Same thought applies to the objective story form. While it achieved Holy Grail status in the last half of the 20th century, it was hardly the form that nourished American democracy for most of its first two centuries of existence. Might that make us feel differently about the prospect of an anything-goes environment on the Internet where advocacy might become the most popular form?

I'm interested in hearing Prof. Schudson talk about the salient characteristics defining the relationship between the press and American democracy. And also his take on how that's likely to change in a world where legacy media declines and a more decentralized digital newsplace rises. What would you like to know from our speaker?

By the way, Prof. Schudson's colleague at UCSD is Daniel C. Hallin, who participated in an interesting discussion with new-media leader Jay Rosen recently on Rosen's blog, "Press Think." Rosen had been using a model developed by Hallin, describing how the press decides what to cover, to question whether it's such a good thing to have the press being the arbiter of what's fair game for debate and what's not.
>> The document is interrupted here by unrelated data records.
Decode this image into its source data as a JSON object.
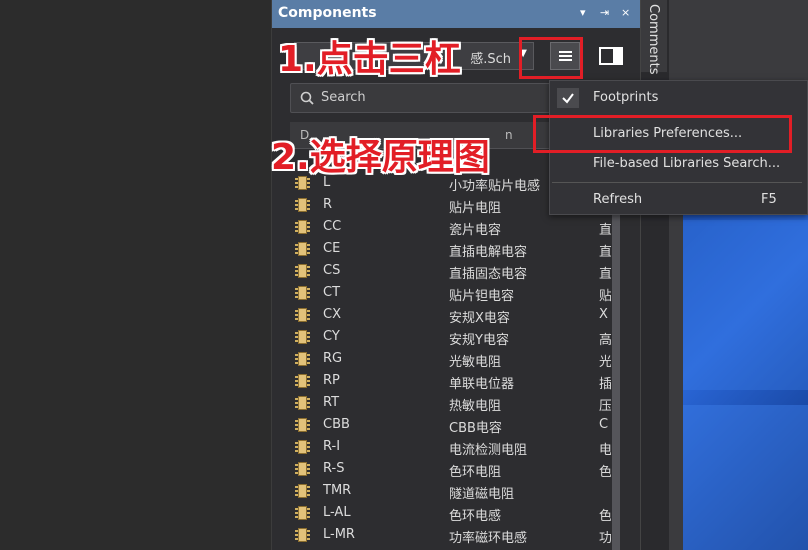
{
  "panel": {
    "title": "Components",
    "controls": [
      "▾",
      "⇥",
      "×"
    ],
    "library_select": "感.Sch",
    "search_placeholder": "Search",
    "columns": [
      "D",
      "n"
    ]
  },
  "components": [
    {
      "designator": "L",
      "desc": "小功率贴片电感",
      "extra": ""
    },
    {
      "designator": "R",
      "desc": "贴片电阻",
      "extra": ""
    },
    {
      "designator": "CC",
      "desc": "瓷片电容",
      "extra": "直"
    },
    {
      "designator": "CE",
      "desc": "直插电解电容",
      "extra": "直"
    },
    {
      "designator": "CS",
      "desc": "直插固态电容",
      "extra": "直"
    },
    {
      "designator": "CT",
      "desc": "贴片钽电容",
      "extra": "贴"
    },
    {
      "designator": "CX",
      "desc": "安规X电容",
      "extra": "X"
    },
    {
      "designator": "CY",
      "desc": "安规Y电容",
      "extra": "高"
    },
    {
      "designator": "RG",
      "desc": "光敏电阻",
      "extra": "光"
    },
    {
      "designator": "RP",
      "desc": "单联电位器",
      "extra": "插"
    },
    {
      "designator": "RT",
      "desc": "热敏电阻",
      "extra": "压"
    },
    {
      "designator": "CBB",
      "desc": "CBB电容",
      "extra": "C"
    },
    {
      "designator": "R-I",
      "desc": "电流检测电阻",
      "extra": "电"
    },
    {
      "designator": "R-S",
      "desc": "色环电阻",
      "extra": "色"
    },
    {
      "designator": "TMR",
      "desc": "隧道磁电阻",
      "extra": ""
    },
    {
      "designator": "L-AL",
      "desc": "色环电感",
      "extra": "色"
    },
    {
      "designator": "L-MR",
      "desc": "功率磁环电感",
      "extra": "功"
    }
  ],
  "side_tab": "Comments",
  "menu": {
    "items": [
      {
        "label": "Footprints",
        "shortcut": "",
        "checked": true
      },
      {
        "label": "Libraries Preferences...",
        "shortcut": "",
        "checked": false
      },
      {
        "label": "File-based Libraries Search...",
        "shortcut": "",
        "checked": false
      },
      {
        "label": "Refresh",
        "shortcut": "F5",
        "checked": false
      }
    ]
  },
  "annotations": {
    "step1": "1.点击三杠",
    "step2": "2.选择原理图"
  },
  "colors": {
    "accent_red": "#e21e26",
    "titlebar": "#5a7da6",
    "panel_bg": "#2d2d30"
  }
}
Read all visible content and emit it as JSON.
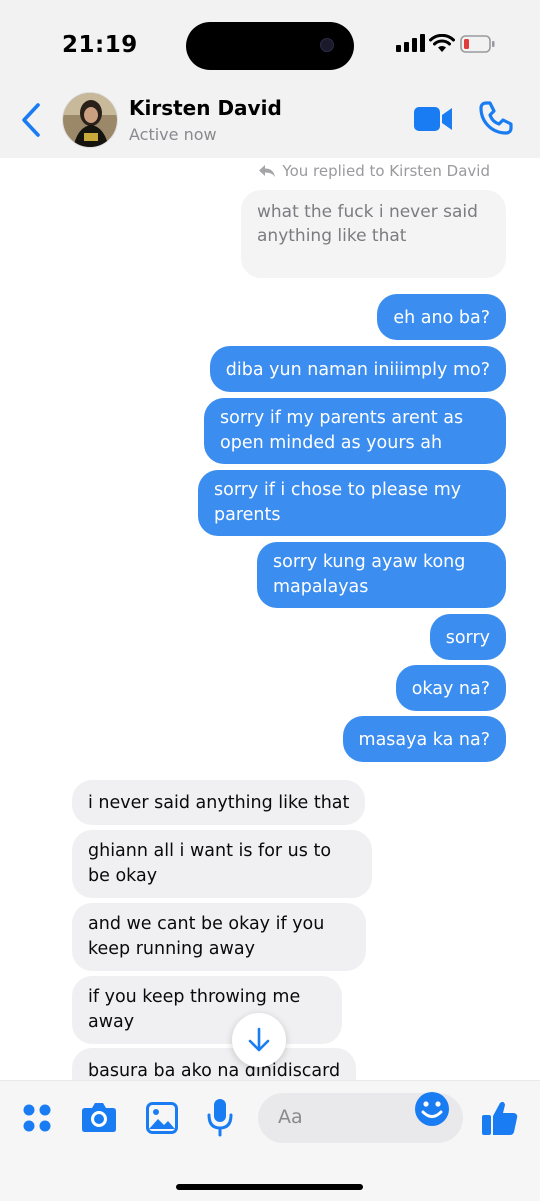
{
  "status_bar": {
    "time": "21:19",
    "battery_color": "#e23b3b"
  },
  "header": {
    "contact_name": "Kirsten David",
    "status": "Active now",
    "icons": [
      "back-chevron-icon",
      "video-call-icon",
      "phone-call-icon"
    ],
    "accent_color": "#1a7cf2"
  },
  "reply": {
    "note": "You replied to Kirsten David",
    "quoted_text": "what the fuck i never said anything like that"
  },
  "messages_out": [
    "eh ano ba?",
    "diba yun naman iniiimply mo?",
    "sorry if my parents arent as open minded as yours ah",
    "sorry if i chose to please my parents",
    "sorry kung ayaw kong mapalayas",
    "sorry",
    "okay na?",
    "masaya ka na?"
  ],
  "messages_in": [
    "i never said anything like that",
    "ghiann all i want is for us to be okay",
    "and we cant be okay if you keep running away",
    "if you keep throwing me away",
    "basura ba ako na dinidiscard"
  ],
  "composer": {
    "placeholder": "Aa",
    "icons": [
      "menu-dots-icon",
      "camera-icon",
      "gallery-icon",
      "microphone-icon",
      "emoji-icon",
      "thumbs-up-icon"
    ]
  },
  "colors": {
    "outgoing_bubble": "#3b8df0",
    "incoming_bubble": "#f0f0f2"
  }
}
The implication of Rosen's treatise: Digital media will shove aside the arbiters, and isn't that a good thing?

Hallin's response: Not so fast. Here's a key line: "I think journalists often play an important role as an independent source of information, and in many ways I'd like to see them playing a stronger role, not a weaker one, in shaping the public sphere. I'd like to see them play that role in a more independent and thoughtful way than they often do, but I would not like to see them vanish from the political scene--which to some extent is actually happening as media companies cut newsroom budgets."

I wonder if our speaker agrees with this.